Indeed, Deaton said that Judge Analisa Torres’s rejection of the SEC’s claim, in which it referred to all XRP sales as unregistered securities transactions, proved that the finance watchdog needed to modify its approach to cryptocurrencies, as he explained in a Bloomberg Law opinion piece published on July 17.
Embarrassing loss for SEC
According to the pro-XRP lawyer and amicus curiae for Ripple during the court proceedings, the decision was “a total victory” for digital asset holders and crypto developers in the US and “a devastating blow to the SEC’s ambition to bring an entire asset class under its thumb.”
“Had the SEC brought the case along the lines of Torres’ ruling, it likely would have settled in weeks and wouldn’t have become the target of the entire crypto community. (…) Now the regulator has a humiliating loss on its hands,” Deaton writes.
Furthermore, the legal expert commented on the SEC’s recently filed lawsuit against Coinbase, one of the largest crypto exchanges in the world, which, in his words, “rides on the same legal theory [that all tokens except for Bitcoin (BTC) are unregistered securities] and could be another high-profile embarrassment.”

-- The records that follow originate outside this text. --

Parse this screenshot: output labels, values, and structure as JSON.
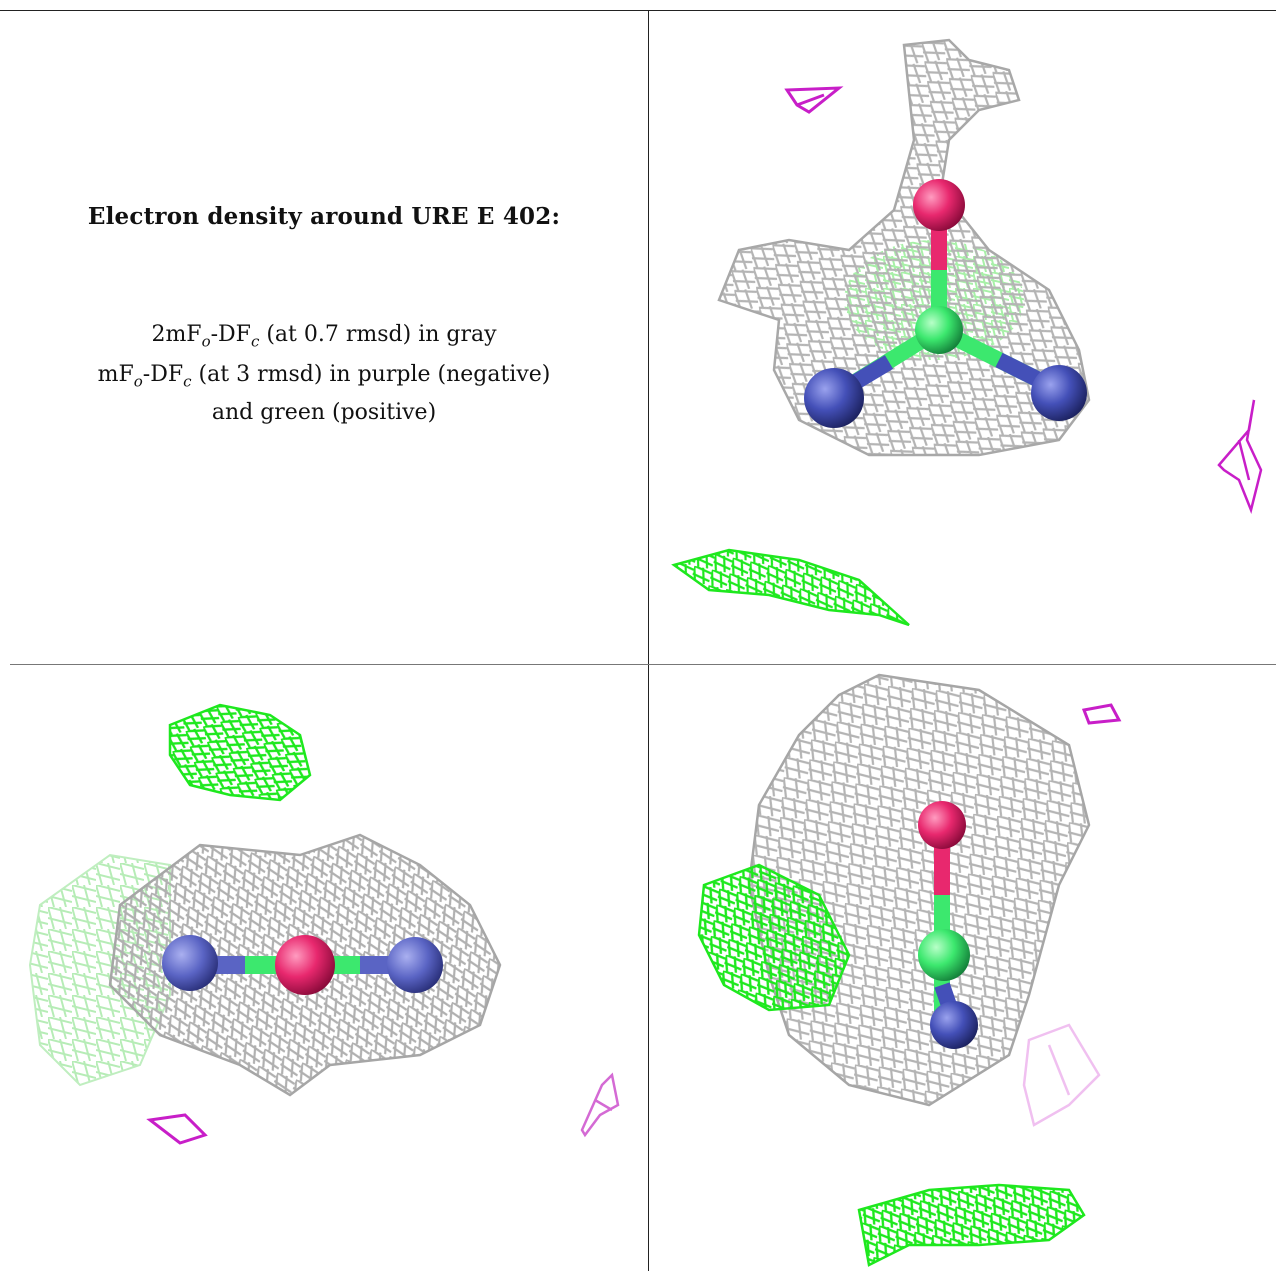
{
  "caption": {
    "title": "Electron density around URE E 402:",
    "line1": {
      "a": "2mF",
      "sub1": "o",
      "b": "-DF",
      "sub2": "c",
      "c": " (at 0.7 rmsd) in gray"
    },
    "line2": {
      "a": "mF",
      "sub1": "o",
      "b": "-DF",
      "sub2": "c",
      "c": " (at 3 rmsd) in purple (negative)"
    },
    "line3": "and green (positive)"
  },
  "colors": {
    "gray_mesh": "#b8b8b8",
    "green_mesh": "#1ee81e",
    "purple_mesh": "#c81ec8",
    "oxygen": "#e8286e",
    "nitrogen": "#4450b8",
    "carbon": "#3ce86e"
  },
  "panels": [
    "view-top-right",
    "view-bottom-left",
    "view-bottom-right"
  ]
}
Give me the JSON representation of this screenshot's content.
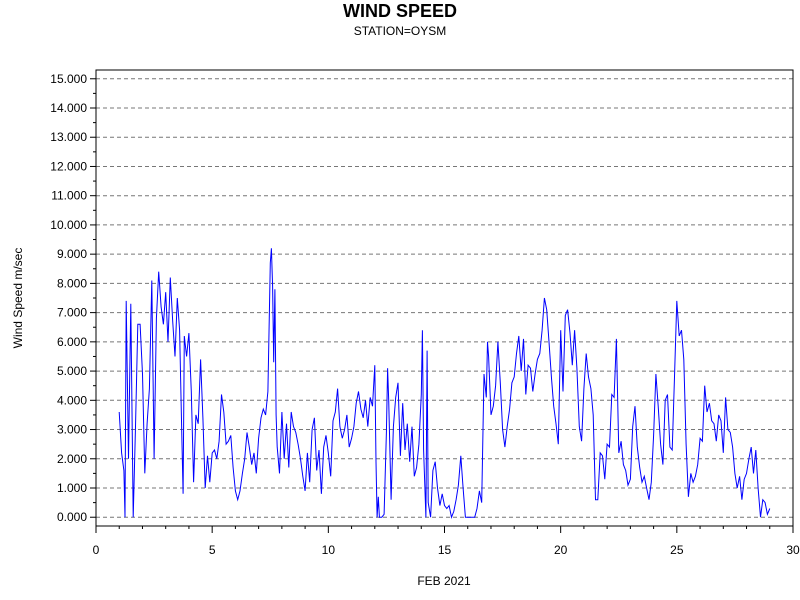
{
  "chart_data": {
    "type": "line",
    "title": "WIND SPEED",
    "subtitle": "STATION=OYSM",
    "xlabel": "FEB 2021",
    "ylabel": "Wind Speed m/sec",
    "xlim": [
      0,
      30
    ],
    "ylim": [
      -0.3,
      15.3
    ],
    "x_ticks": [
      0,
      5,
      10,
      15,
      20,
      25,
      30
    ],
    "y_ticks": [
      0,
      1,
      2,
      3,
      4,
      5,
      6,
      7,
      8,
      9,
      10,
      11,
      12,
      13,
      14,
      15
    ],
    "y_tick_labels": [
      "0.000",
      "1.000",
      "2.000",
      "3.000",
      "4.000",
      "5.000",
      "6.000",
      "7.000",
      "8.000",
      "9.000",
      "10.000",
      "11.000",
      "12.000",
      "13.000",
      "14.000",
      "15.000"
    ],
    "grid": "horizontal-dashed",
    "color": "#0000ff",
    "series": [
      {
        "values": [
          [
            1.0,
            3.6
          ],
          [
            1.1,
            2.2
          ],
          [
            1.2,
            1.6
          ],
          [
            1.25,
            0.0
          ],
          [
            1.3,
            7.4
          ],
          [
            1.4,
            2.0
          ],
          [
            1.5,
            7.3
          ],
          [
            1.6,
            0.0
          ],
          [
            1.7,
            3.1
          ],
          [
            1.8,
            6.6
          ],
          [
            1.9,
            6.6
          ],
          [
            2.0,
            4.9
          ],
          [
            2.1,
            1.5
          ],
          [
            2.2,
            3.2
          ],
          [
            2.3,
            4.4
          ],
          [
            2.4,
            8.1
          ],
          [
            2.5,
            2.0
          ],
          [
            2.6,
            6.8
          ],
          [
            2.7,
            8.4
          ],
          [
            2.8,
            7.2
          ],
          [
            2.9,
            6.6
          ],
          [
            3.0,
            7.7
          ],
          [
            3.1,
            6.0
          ],
          [
            3.2,
            8.2
          ],
          [
            3.3,
            6.7
          ],
          [
            3.4,
            5.5
          ],
          [
            3.5,
            7.5
          ],
          [
            3.6,
            6.4
          ],
          [
            3.7,
            2.5
          ],
          [
            3.75,
            0.8
          ],
          [
            3.8,
            6.2
          ],
          [
            3.9,
            5.5
          ],
          [
            4.0,
            6.3
          ],
          [
            4.1,
            4.3
          ],
          [
            4.2,
            1.2
          ],
          [
            4.3,
            3.5
          ],
          [
            4.4,
            3.2
          ],
          [
            4.5,
            5.4
          ],
          [
            4.6,
            3.4
          ],
          [
            4.7,
            1.0
          ],
          [
            4.8,
            2.1
          ],
          [
            4.9,
            1.2
          ],
          [
            5.0,
            2.2
          ],
          [
            5.1,
            2.3
          ],
          [
            5.2,
            2.0
          ],
          [
            5.3,
            2.6
          ],
          [
            5.4,
            4.2
          ],
          [
            5.5,
            3.6
          ],
          [
            5.6,
            2.5
          ],
          [
            5.7,
            2.6
          ],
          [
            5.8,
            2.8
          ],
          [
            5.9,
            1.7
          ],
          [
            6.0,
            0.9
          ],
          [
            6.1,
            0.6
          ],
          [
            6.2,
            0.9
          ],
          [
            6.3,
            1.5
          ],
          [
            6.4,
            2.0
          ],
          [
            6.5,
            2.9
          ],
          [
            6.6,
            2.4
          ],
          [
            6.7,
            1.8
          ],
          [
            6.8,
            2.2
          ],
          [
            6.9,
            1.5
          ],
          [
            7.0,
            2.7
          ],
          [
            7.1,
            3.4
          ],
          [
            7.2,
            3.7
          ],
          [
            7.3,
            3.5
          ],
          [
            7.4,
            4.3
          ],
          [
            7.5,
            8.7
          ],
          [
            7.55,
            9.2
          ],
          [
            7.6,
            7.9
          ],
          [
            7.65,
            5.3
          ],
          [
            7.7,
            7.8
          ],
          [
            7.75,
            3.5
          ],
          [
            7.8,
            2.4
          ],
          [
            7.9,
            1.5
          ],
          [
            8.0,
            3.6
          ],
          [
            8.1,
            2.0
          ],
          [
            8.2,
            3.2
          ],
          [
            8.3,
            1.7
          ],
          [
            8.4,
            3.6
          ],
          [
            8.5,
            3.1
          ],
          [
            8.6,
            2.9
          ],
          [
            8.7,
            2.5
          ],
          [
            8.8,
            2.0
          ],
          [
            8.9,
            1.4
          ],
          [
            9.0,
            0.9
          ],
          [
            9.1,
            2.2
          ],
          [
            9.2,
            1.2
          ],
          [
            9.3,
            3.0
          ],
          [
            9.4,
            3.4
          ],
          [
            9.5,
            1.6
          ],
          [
            9.6,
            2.3
          ],
          [
            9.7,
            0.8
          ],
          [
            9.8,
            2.4
          ],
          [
            9.9,
            2.8
          ],
          [
            10.0,
            2.2
          ],
          [
            10.1,
            1.4
          ],
          [
            10.2,
            3.3
          ],
          [
            10.3,
            3.6
          ],
          [
            10.4,
            4.4
          ],
          [
            10.5,
            3.1
          ],
          [
            10.6,
            2.7
          ],
          [
            10.7,
            3.0
          ],
          [
            10.8,
            3.5
          ],
          [
            10.9,
            2.4
          ],
          [
            11.0,
            2.7
          ],
          [
            11.1,
            3.1
          ],
          [
            11.2,
            3.9
          ],
          [
            11.3,
            4.3
          ],
          [
            11.4,
            3.7
          ],
          [
            11.5,
            3.4
          ],
          [
            11.6,
            4.0
          ],
          [
            11.7,
            3.1
          ],
          [
            11.8,
            4.1
          ],
          [
            11.9,
            3.8
          ],
          [
            12.0,
            5.2
          ],
          [
            12.05,
            1.9
          ],
          [
            12.1,
            0.0
          ],
          [
            12.15,
            0.7
          ],
          [
            12.2,
            0.0
          ],
          [
            12.3,
            0.0
          ],
          [
            12.4,
            0.1
          ],
          [
            12.5,
            2.9
          ],
          [
            12.55,
            5.1
          ],
          [
            12.6,
            4.0
          ],
          [
            12.7,
            0.6
          ],
          [
            12.8,
            3.1
          ],
          [
            12.9,
            4.1
          ],
          [
            13.0,
            4.6
          ],
          [
            13.1,
            2.1
          ],
          [
            13.2,
            3.9
          ],
          [
            13.3,
            2.3
          ],
          [
            13.4,
            3.2
          ],
          [
            13.5,
            1.9
          ],
          [
            13.6,
            3.1
          ],
          [
            13.7,
            1.4
          ],
          [
            13.8,
            1.7
          ],
          [
            13.9,
            2.5
          ],
          [
            14.0,
            4.2
          ],
          [
            14.05,
            6.4
          ],
          [
            14.1,
            2.3
          ],
          [
            14.2,
            0.0
          ],
          [
            14.25,
            5.7
          ],
          [
            14.3,
            0.5
          ],
          [
            14.4,
            0.0
          ],
          [
            14.5,
            1.6
          ],
          [
            14.6,
            1.9
          ],
          [
            14.7,
            1.0
          ],
          [
            14.8,
            0.4
          ],
          [
            14.9,
            0.8
          ],
          [
            15.0,
            0.4
          ],
          [
            15.1,
            0.3
          ],
          [
            15.2,
            0.4
          ],
          [
            15.3,
            0.0
          ],
          [
            15.4,
            0.2
          ],
          [
            15.5,
            0.6
          ],
          [
            15.6,
            1.1
          ],
          [
            15.7,
            2.1
          ],
          [
            15.8,
            1.0
          ],
          [
            15.9,
            0.0
          ],
          [
            16.0,
            0.0
          ],
          [
            16.1,
            0.0
          ],
          [
            16.2,
            0.0
          ],
          [
            16.3,
            0.0
          ],
          [
            16.4,
            0.3
          ],
          [
            16.5,
            0.9
          ],
          [
            16.6,
            0.5
          ],
          [
            16.7,
            4.9
          ],
          [
            16.8,
            4.1
          ],
          [
            16.85,
            6.0
          ],
          [
            16.9,
            5.5
          ],
          [
            17.0,
            3.5
          ],
          [
            17.1,
            3.8
          ],
          [
            17.2,
            4.5
          ],
          [
            17.3,
            6.0
          ],
          [
            17.4,
            4.6
          ],
          [
            17.5,
            3.0
          ],
          [
            17.6,
            2.4
          ],
          [
            17.7,
            3.1
          ],
          [
            17.8,
            3.7
          ],
          [
            17.9,
            4.6
          ],
          [
            18.0,
            4.8
          ],
          [
            18.1,
            5.6
          ],
          [
            18.2,
            6.2
          ],
          [
            18.3,
            5.0
          ],
          [
            18.4,
            6.1
          ],
          [
            18.5,
            4.2
          ],
          [
            18.6,
            5.2
          ],
          [
            18.7,
            5.1
          ],
          [
            18.8,
            4.3
          ],
          [
            18.9,
            4.9
          ],
          [
            19.0,
            5.4
          ],
          [
            19.1,
            5.6
          ],
          [
            19.2,
            6.4
          ],
          [
            19.3,
            7.5
          ],
          [
            19.4,
            7.1
          ],
          [
            19.5,
            6.0
          ],
          [
            19.6,
            4.8
          ],
          [
            19.7,
            3.8
          ],
          [
            19.8,
            3.2
          ],
          [
            19.9,
            2.5
          ],
          [
            20.0,
            6.4
          ],
          [
            20.1,
            4.3
          ],
          [
            20.2,
            6.9
          ],
          [
            20.3,
            7.1
          ],
          [
            20.4,
            6.3
          ],
          [
            20.5,
            5.2
          ],
          [
            20.6,
            6.4
          ],
          [
            20.7,
            5.1
          ],
          [
            20.8,
            3.1
          ],
          [
            20.9,
            2.6
          ],
          [
            21.0,
            4.4
          ],
          [
            21.1,
            5.6
          ],
          [
            21.2,
            4.8
          ],
          [
            21.3,
            4.4
          ],
          [
            21.4,
            3.5
          ],
          [
            21.5,
            0.6
          ],
          [
            21.6,
            0.6
          ],
          [
            21.7,
            2.2
          ],
          [
            21.8,
            2.1
          ],
          [
            21.9,
            1.3
          ],
          [
            22.0,
            2.5
          ],
          [
            22.1,
            2.4
          ],
          [
            22.2,
            4.2
          ],
          [
            22.3,
            4.1
          ],
          [
            22.4,
            6.1
          ],
          [
            22.5,
            2.2
          ],
          [
            22.6,
            2.6
          ],
          [
            22.7,
            1.8
          ],
          [
            22.8,
            1.6
          ],
          [
            22.9,
            1.1
          ],
          [
            23.0,
            1.3
          ],
          [
            23.1,
            3.1
          ],
          [
            23.2,
            3.8
          ],
          [
            23.3,
            2.4
          ],
          [
            23.4,
            1.7
          ],
          [
            23.5,
            1.2
          ],
          [
            23.6,
            1.4
          ],
          [
            23.7,
            1.0
          ],
          [
            23.8,
            0.6
          ],
          [
            23.9,
            1.2
          ],
          [
            24.0,
            2.8
          ],
          [
            24.1,
            4.9
          ],
          [
            24.2,
            3.8
          ],
          [
            24.3,
            2.5
          ],
          [
            24.4,
            1.8
          ],
          [
            24.5,
            4.0
          ],
          [
            24.6,
            4.2
          ],
          [
            24.7,
            2.4
          ],
          [
            24.8,
            2.3
          ],
          [
            24.9,
            4.8
          ],
          [
            25.0,
            7.4
          ],
          [
            25.1,
            6.2
          ],
          [
            25.2,
            6.4
          ],
          [
            25.3,
            5.4
          ],
          [
            25.4,
            2.5
          ],
          [
            25.5,
            0.7
          ],
          [
            25.6,
            1.5
          ],
          [
            25.7,
            1.2
          ],
          [
            25.8,
            1.4
          ],
          [
            25.9,
            1.8
          ],
          [
            26.0,
            2.7
          ],
          [
            26.1,
            2.6
          ],
          [
            26.2,
            4.5
          ],
          [
            26.3,
            3.6
          ],
          [
            26.4,
            3.9
          ],
          [
            26.5,
            3.3
          ],
          [
            26.6,
            3.2
          ],
          [
            26.7,
            2.6
          ],
          [
            26.8,
            3.5
          ],
          [
            26.9,
            3.3
          ],
          [
            27.0,
            2.2
          ],
          [
            27.1,
            4.1
          ],
          [
            27.2,
            3.0
          ],
          [
            27.3,
            2.9
          ],
          [
            27.4,
            2.4
          ],
          [
            27.5,
            1.5
          ],
          [
            27.6,
            1.0
          ],
          [
            27.7,
            1.4
          ],
          [
            27.8,
            0.6
          ],
          [
            27.9,
            1.3
          ],
          [
            28.0,
            1.5
          ],
          [
            28.1,
            2.0
          ],
          [
            28.2,
            2.4
          ],
          [
            28.3,
            1.5
          ],
          [
            28.4,
            2.3
          ],
          [
            28.5,
            1.0
          ],
          [
            28.6,
            0.0
          ],
          [
            28.7,
            0.6
          ],
          [
            28.8,
            0.5
          ],
          [
            28.9,
            0.1
          ],
          [
            29.0,
            0.3
          ]
        ]
      }
    ]
  }
}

Earlier, attorney Jeremy Hogan also shared his opinion on the aftermath of the case, arguing that he did not believe either of the two sides would appeal after the trial and final judgment, especially not the SEC, which, in his view, stands to lose more than gain by appealing the decision, as Finbold reported on July 17.
Failure to protect investors
Finally, Deaton believes that the agency, in its desire to regulate crypto, has moved away from its primary goal, which is to protect investors, as a result hurting “millions of retail digital asset holders who needed Torres to protect them from its legal assault on XRP.”
“If the SEC doesn’t reevaluate its whole regulatory approach to crypto after Ripple, it will waste taxpayer dollars and fail the American people,” he concluded.
Meanwhile, the XRP token that was at the center of the whole ordeal is currently changing hands at the price of $0.74, which represents a decline of 0.92% in the last 24 hours but still an advance of 55.71% across the previous seven days and a 53.65% gain on its monthly chart, as per data retrieved on July 18.